The issue of payment for being on-call has reared its head again in the Employment Appeal Tribunal. In Frudd v Partington, the employees were a husband and wife warden/receptionist team at a campsite. They lived on site. During the open season, they were on call from the end of their day shift until the next day’s shift began. The on-call period was divided into three: evening, night and early morning. The evenings were busy and involved numerous tasks. They didn’t get paid at all for evenings or early mornings and only got paid overnight if they were disturbed.

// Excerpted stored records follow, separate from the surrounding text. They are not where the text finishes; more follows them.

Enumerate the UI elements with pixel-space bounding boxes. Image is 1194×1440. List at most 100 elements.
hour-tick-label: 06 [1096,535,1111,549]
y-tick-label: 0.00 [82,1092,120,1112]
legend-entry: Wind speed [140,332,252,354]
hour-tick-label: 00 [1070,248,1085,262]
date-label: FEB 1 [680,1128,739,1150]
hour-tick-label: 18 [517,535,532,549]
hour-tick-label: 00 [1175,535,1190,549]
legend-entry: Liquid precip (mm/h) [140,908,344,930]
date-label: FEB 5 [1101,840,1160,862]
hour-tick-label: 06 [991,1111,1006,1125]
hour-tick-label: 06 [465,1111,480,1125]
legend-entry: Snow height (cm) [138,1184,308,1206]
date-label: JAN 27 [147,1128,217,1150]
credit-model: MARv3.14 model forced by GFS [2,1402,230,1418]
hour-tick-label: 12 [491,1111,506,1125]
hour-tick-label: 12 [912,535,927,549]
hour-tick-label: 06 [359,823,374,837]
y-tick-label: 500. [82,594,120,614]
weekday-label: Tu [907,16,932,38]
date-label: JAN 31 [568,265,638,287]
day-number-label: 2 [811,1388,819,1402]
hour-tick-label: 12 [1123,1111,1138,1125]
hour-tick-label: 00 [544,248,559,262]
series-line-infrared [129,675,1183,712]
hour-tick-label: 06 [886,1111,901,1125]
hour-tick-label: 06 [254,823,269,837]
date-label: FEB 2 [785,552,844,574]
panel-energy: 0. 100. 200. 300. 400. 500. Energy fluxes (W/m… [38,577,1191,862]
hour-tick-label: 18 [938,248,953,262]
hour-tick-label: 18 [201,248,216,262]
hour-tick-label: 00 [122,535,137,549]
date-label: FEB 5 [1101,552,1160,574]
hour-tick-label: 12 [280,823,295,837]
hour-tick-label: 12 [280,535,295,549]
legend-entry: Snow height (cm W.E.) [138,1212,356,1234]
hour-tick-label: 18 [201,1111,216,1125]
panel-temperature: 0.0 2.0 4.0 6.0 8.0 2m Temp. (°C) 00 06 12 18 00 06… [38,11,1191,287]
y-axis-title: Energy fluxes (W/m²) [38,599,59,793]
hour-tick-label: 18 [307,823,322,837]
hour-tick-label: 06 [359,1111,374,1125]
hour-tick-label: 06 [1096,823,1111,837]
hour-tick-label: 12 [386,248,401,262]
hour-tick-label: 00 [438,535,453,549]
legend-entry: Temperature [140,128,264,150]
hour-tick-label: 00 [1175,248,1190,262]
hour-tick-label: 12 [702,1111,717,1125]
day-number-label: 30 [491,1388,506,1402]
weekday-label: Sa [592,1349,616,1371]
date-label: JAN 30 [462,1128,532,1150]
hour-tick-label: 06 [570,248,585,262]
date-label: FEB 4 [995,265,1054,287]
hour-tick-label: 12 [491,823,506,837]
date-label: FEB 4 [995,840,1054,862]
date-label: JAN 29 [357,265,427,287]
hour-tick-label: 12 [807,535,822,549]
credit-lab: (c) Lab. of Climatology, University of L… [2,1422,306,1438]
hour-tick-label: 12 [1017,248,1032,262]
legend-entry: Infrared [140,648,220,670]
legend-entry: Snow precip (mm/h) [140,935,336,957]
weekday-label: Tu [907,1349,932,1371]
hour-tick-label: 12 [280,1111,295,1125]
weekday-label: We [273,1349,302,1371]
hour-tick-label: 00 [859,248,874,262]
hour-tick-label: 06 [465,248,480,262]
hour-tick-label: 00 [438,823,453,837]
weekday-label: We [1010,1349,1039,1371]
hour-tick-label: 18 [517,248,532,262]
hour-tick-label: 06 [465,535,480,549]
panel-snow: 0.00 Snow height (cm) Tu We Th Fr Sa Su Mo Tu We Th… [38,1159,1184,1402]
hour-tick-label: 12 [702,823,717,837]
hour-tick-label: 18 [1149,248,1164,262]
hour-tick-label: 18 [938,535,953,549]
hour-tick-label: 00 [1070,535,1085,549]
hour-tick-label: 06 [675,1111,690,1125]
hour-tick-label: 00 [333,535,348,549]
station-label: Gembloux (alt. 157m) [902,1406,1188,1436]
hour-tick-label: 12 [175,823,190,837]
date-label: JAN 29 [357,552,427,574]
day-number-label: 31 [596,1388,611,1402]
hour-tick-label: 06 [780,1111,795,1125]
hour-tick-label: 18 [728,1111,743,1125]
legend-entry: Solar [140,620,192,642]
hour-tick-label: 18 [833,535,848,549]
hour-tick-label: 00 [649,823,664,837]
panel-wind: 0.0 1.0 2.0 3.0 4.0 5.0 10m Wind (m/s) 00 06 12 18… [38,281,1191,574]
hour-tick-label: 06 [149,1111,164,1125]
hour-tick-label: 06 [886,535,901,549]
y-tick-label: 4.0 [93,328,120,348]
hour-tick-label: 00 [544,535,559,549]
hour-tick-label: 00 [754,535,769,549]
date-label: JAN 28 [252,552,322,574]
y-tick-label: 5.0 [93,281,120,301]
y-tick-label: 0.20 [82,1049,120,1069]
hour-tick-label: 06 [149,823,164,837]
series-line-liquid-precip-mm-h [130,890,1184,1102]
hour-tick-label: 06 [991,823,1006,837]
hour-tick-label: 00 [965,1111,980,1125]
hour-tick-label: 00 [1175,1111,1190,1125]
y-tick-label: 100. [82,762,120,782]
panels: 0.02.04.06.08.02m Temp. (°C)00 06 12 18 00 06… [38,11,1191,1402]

The employees said they were ‘working’ during the on-call period, which was ‘time work’ under the National Minimum Wage (NMW) legislation. They also claimed the NMW for the whole period during the closed season because they had to do an evening security patrol. The employment tribunal said that the evening period during the open season was time work and attracted the NMW. However, the employees were simply available to work during the night. They were only entitled to be paid when they were disturbed and actively working. The judge also found that they were not ‘working’ outside their shifts during the closed season. The employees appealed.
The Employment Appeal Tribunal accepted that the evening period was time work because it involved active work. They also agreed that the employees should only be paid overnight if they were called out. However, the tribunal had not considered the early morning period properly and that issue alone was sent back to the employment tribunal for reconsideration. The EAT also rejected the appeal on the closed season security patrol. Doing one patrol did not make the whole of the period ‘time work’ for the purposes of the NMW.
This case is a good one for employers and a helpful reminder of the difference between working and being available to work for the purposes of the National Minimum Wage legislation.